Are you confused between listed and unlisted shares trading? If yes, read more about the pros and cons of choosing an unlisted stock.
- Diversify the risk
- Undervaluation due to low liquidity
- Lower volatility
- Smooth negotiation
Diversify the risk: These allow diversification of the portfolio. These are also known to sometimes outperform in terms of returns compared to the listed shares. There are possibilities for these stocks to get into the stock market and perform well. It is essential to invest in undervalued stock only after evaluating price and valuation metrics to gain significant earnings.
Undervaluation due to low liquidity: These shares are liquid, meaning long-term investors are its customers. This indicates that there is lower demand, and so is the valuation. There are a lot of vacancies to gain from undervalued stock. It is being said that it is easy for those who know the identification of the opportunities. Newcomers must take assistance from an expert for better understanding and learning.

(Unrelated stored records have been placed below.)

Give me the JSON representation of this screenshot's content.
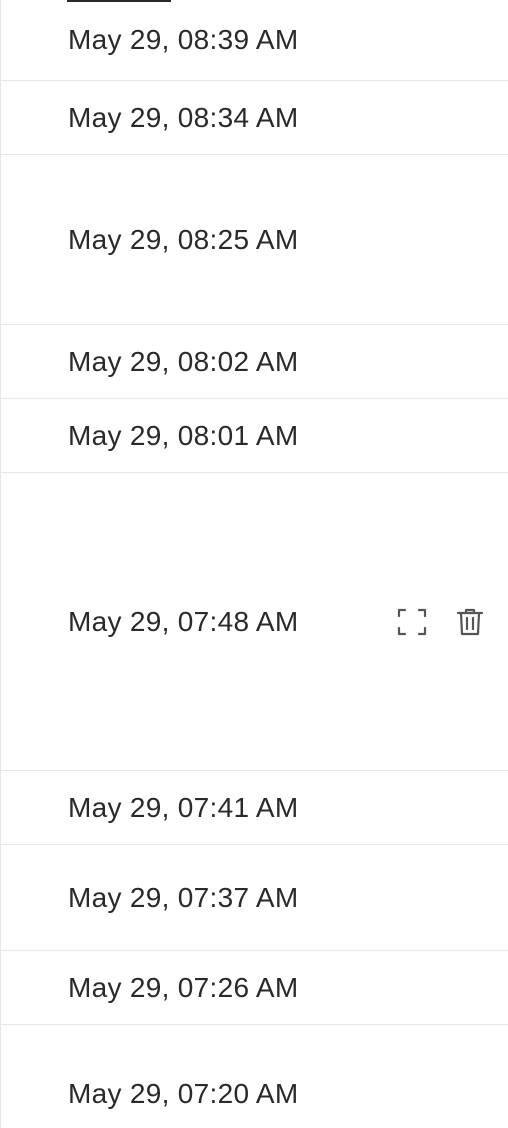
{
  "entries": [
    {
      "time": "May 29, 08:39 AM"
    },
    {
      "time": "May 29, 08:34 AM"
    },
    {
      "time": "May 29, 08:25 AM"
    },
    {
      "time": "May 29, 08:02 AM"
    },
    {
      "time": "May 29, 08:01 AM"
    },
    {
      "time": "May 29, 07:48 AM",
      "actions": [
        "expand-icon",
        "trash-icon"
      ]
    },
    {
      "time": "May 29, 07:41 AM"
    },
    {
      "time": "May 29, 07:37 AM"
    },
    {
      "time": "May 29, 07:26 AM"
    },
    {
      "time": "May 29, 07:20 AM"
    }
  ],
  "colors": {
    "text": "#2a2a2a",
    "divider": "#e6e6e6",
    "icon": "#555555"
  }
}
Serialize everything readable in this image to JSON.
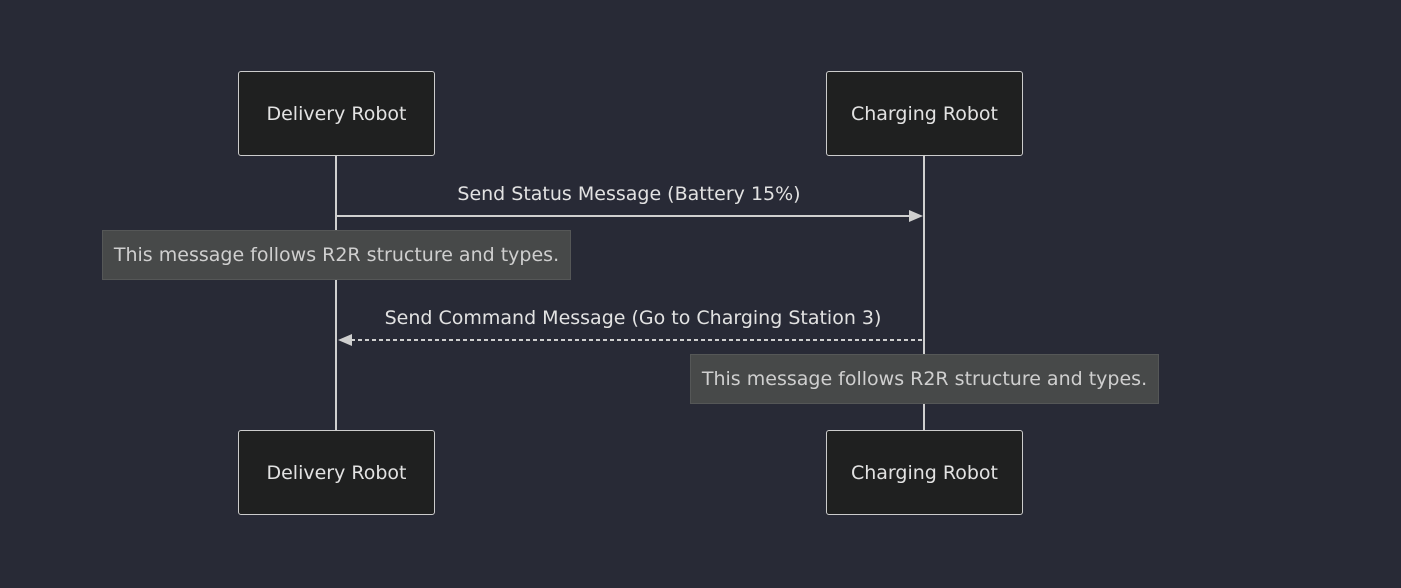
{
  "diagram": {
    "type": "sequence",
    "participants": [
      {
        "id": "delivery",
        "label": "Delivery Robot"
      },
      {
        "id": "charging",
        "label": "Charging Robot"
      }
    ],
    "messages": [
      {
        "from": "delivery",
        "to": "charging",
        "style": "solid",
        "label": "Send Status Message (Battery 15%)"
      },
      {
        "from": "charging",
        "to": "delivery",
        "style": "dashed",
        "label": "Send Command Message (Go to Charging Station 3)"
      }
    ],
    "notes": [
      {
        "over": "delivery",
        "text": "This message follows R2R structure and types."
      },
      {
        "over": "charging",
        "text": "This message follows R2R structure and types."
      }
    ]
  },
  "colors": {
    "background": "#282a36",
    "actor_fill": "#1f2020",
    "actor_border": "#cccccc",
    "line": "#cfcfcf",
    "note_fill": "#474949",
    "text": "#e2e2e2"
  }
}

Lower volatility: They are less volatile due to the liquidity. One can notice that these are less volatile when compared to the listed shares. But it is also possible to experience high volatility in case of a wrong investment. As the price hardly fluctuates daily, the demand and supply are not followed as a routine. Reduced financial stress is an outcome as a result of relatively stable prices.

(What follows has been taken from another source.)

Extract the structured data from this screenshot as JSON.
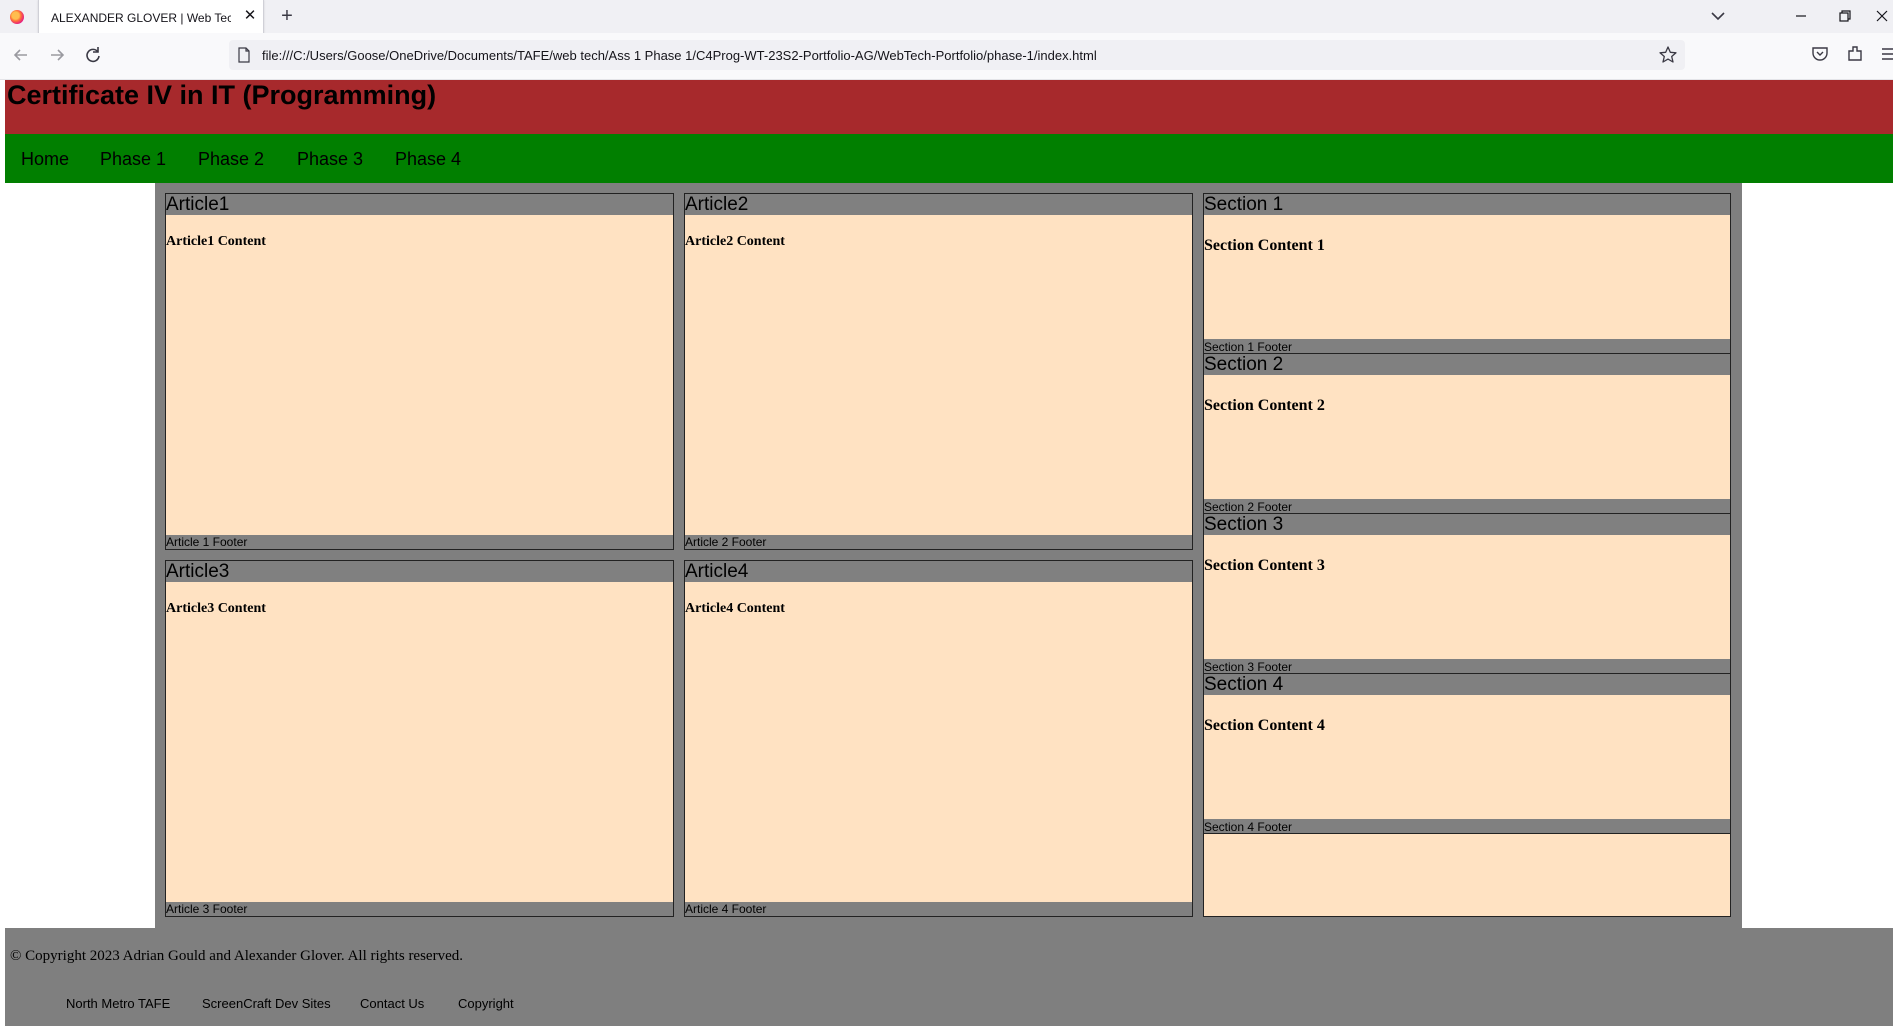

Peace: a hurry to buy sell unlisted shares is absent as not every unlisted item is a not short-term investment and is not always for trading. The days where investors sat and bit their nails have gone as now there is no need to worry about a correct long-term investment.

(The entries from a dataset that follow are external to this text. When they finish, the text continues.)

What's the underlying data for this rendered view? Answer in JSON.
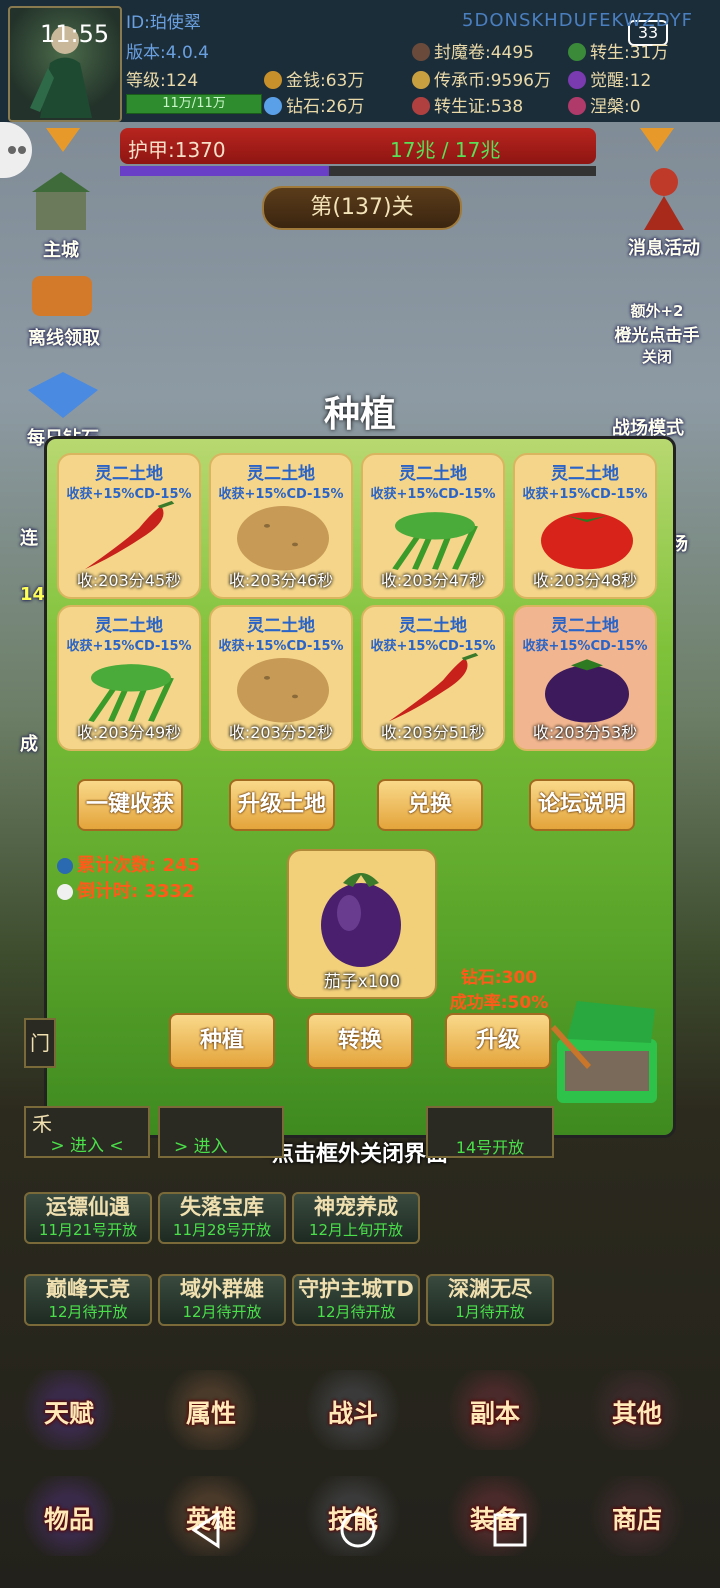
{
  "status_bar": {
    "time": "11:55",
    "battery": "33"
  },
  "player": {
    "id": "ID:珀使翠",
    "uid_code": "5DONSKHDUFEKWZDYF",
    "version": "版本:4.0.4",
    "level": "等级:124",
    "exp": "11万/11万",
    "money": "金钱:63万",
    "diamond": "钻石:26万",
    "seal_scroll": "封魔卷:4495",
    "inherit_coin": "传承币:9596万",
    "rebirth_cert": "转生证:538",
    "rebirth": "转生:31万",
    "awaken": "觉醒:12",
    "nirvana": "涅槃:0"
  },
  "armor": {
    "label": "护甲:1370",
    "hp": "17兆 / 17兆",
    "fill_fraction": 0.44
  },
  "stage": "第(137)关",
  "side_left": [
    "主城",
    "离线领取",
    "每日钻石",
    "连",
    "14",
    "成"
  ],
  "side_right": [
    "消息活动",
    "额外+2",
    "橙光点击手",
    "关闭",
    "战场模式",
    "场"
  ],
  "dialog": {
    "title": "种植",
    "plots": [
      {
        "title": "灵二土地",
        "bonus": "收获+15%CD-15%",
        "time": "收:203分45秒",
        "crop": "chili",
        "bg": "#f4d58a"
      },
      {
        "title": "灵二土地",
        "bonus": "收获+15%CD-15%",
        "time": "收:203分46秒",
        "crop": "potato",
        "bg": "#f4d58a"
      },
      {
        "title": "灵二土地",
        "bonus": "收获+15%CD-15%",
        "time": "收:203分47秒",
        "crop": "greens",
        "bg": "#f4d58a"
      },
      {
        "title": "灵二土地",
        "bonus": "收获+15%CD-15%",
        "time": "收:203分48秒",
        "crop": "tomato",
        "bg": "#f4d58a"
      },
      {
        "title": "灵二土地",
        "bonus": "收获+15%CD-15%",
        "time": "收:203分49秒",
        "crop": "greens",
        "bg": "#f4d58a"
      },
      {
        "title": "灵二土地",
        "bonus": "收获+15%CD-15%",
        "time": "收:203分52秒",
        "crop": "potato",
        "bg": "#f4d58a"
      },
      {
        "title": "灵二土地",
        "bonus": "收获+15%CD-15%",
        "time": "收:203分51秒",
        "crop": "chili",
        "bg": "#f4d58a"
      },
      {
        "title": "灵二土地",
        "bonus": "收获+15%CD-15%",
        "time": "收:203分53秒",
        "crop": "eggplant",
        "bg": "#f1b68f"
      }
    ],
    "action_buttons": [
      "一键收获",
      "升级土地",
      "兑换",
      "论坛说明"
    ],
    "count_label": "累计次数: 245",
    "countdown_label": "倒计时: 3332",
    "seed": "茄子x100",
    "cost_diamond": "钻石:300",
    "success_rate": "成功率:50%",
    "bottom_buttons": [
      "种植",
      "转换",
      "升级"
    ]
  },
  "close_hint": "-点击框外关闭界面-",
  "partial_rows": {
    "enter_left": "> 进入 <",
    "enter_mid": "> 进入",
    "open_right": "14号开放",
    "left_edge_1": "门",
    "left_edge_2": "禾"
  },
  "events": [
    {
      "name": "运镖仙遇",
      "date": "11月21号开放"
    },
    {
      "name": "失落宝库",
      "date": "11月28号开放"
    },
    {
      "name": "神宠养成",
      "date": "12月上旬开放"
    },
    {
      "name": "巅峰天竞",
      "date": "12月待开放"
    },
    {
      "name": "域外群雄",
      "date": "12月待开放"
    },
    {
      "name": "守护主城TD",
      "date": "12月待开放"
    },
    {
      "name": "深渊无尽",
      "date": "1月待开放"
    }
  ],
  "tabs_row1": [
    "天赋",
    "属性",
    "战斗",
    "副本",
    "其他"
  ],
  "tabs_row2": [
    "物品",
    "英雄",
    "技能",
    "装备",
    "商店"
  ]
}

Patience to wait until the right arrives for buying or selling stocks yields a lump sum amount.
Smooth negotiation: There are innumerable buyers and sellers in the stock market, but there are only a few on the OTC. This means you can negotiate with the intermediary in a relaxed and non-rush manner to fix a price for a particular stock. Who wants to lose higher profits?
- Not regulated: Counterparty risk is higher due to the absence of SEBI guidelines in the trading of unlisted stocks. A scammer may disguise as an intermediary and fly away with your money. You do not have a standard regulatory body to reach out to for help. Also, prices can be subject to manipulation by intermediaries.
- Unofficial: Physical existence of OTC is a dream for the investors as it is merely among the buyers and sellers. Over the counter is unofficial and is a non-regulated body.
We hope you have a basic understanding of the benefits and risks of listed and unlisted shares trading before you decide to buy sell unlisted shares for financial gains. Any investor must ensure to consider the above points and his personal goals before stepping into a realm for the first time and being on a safer side.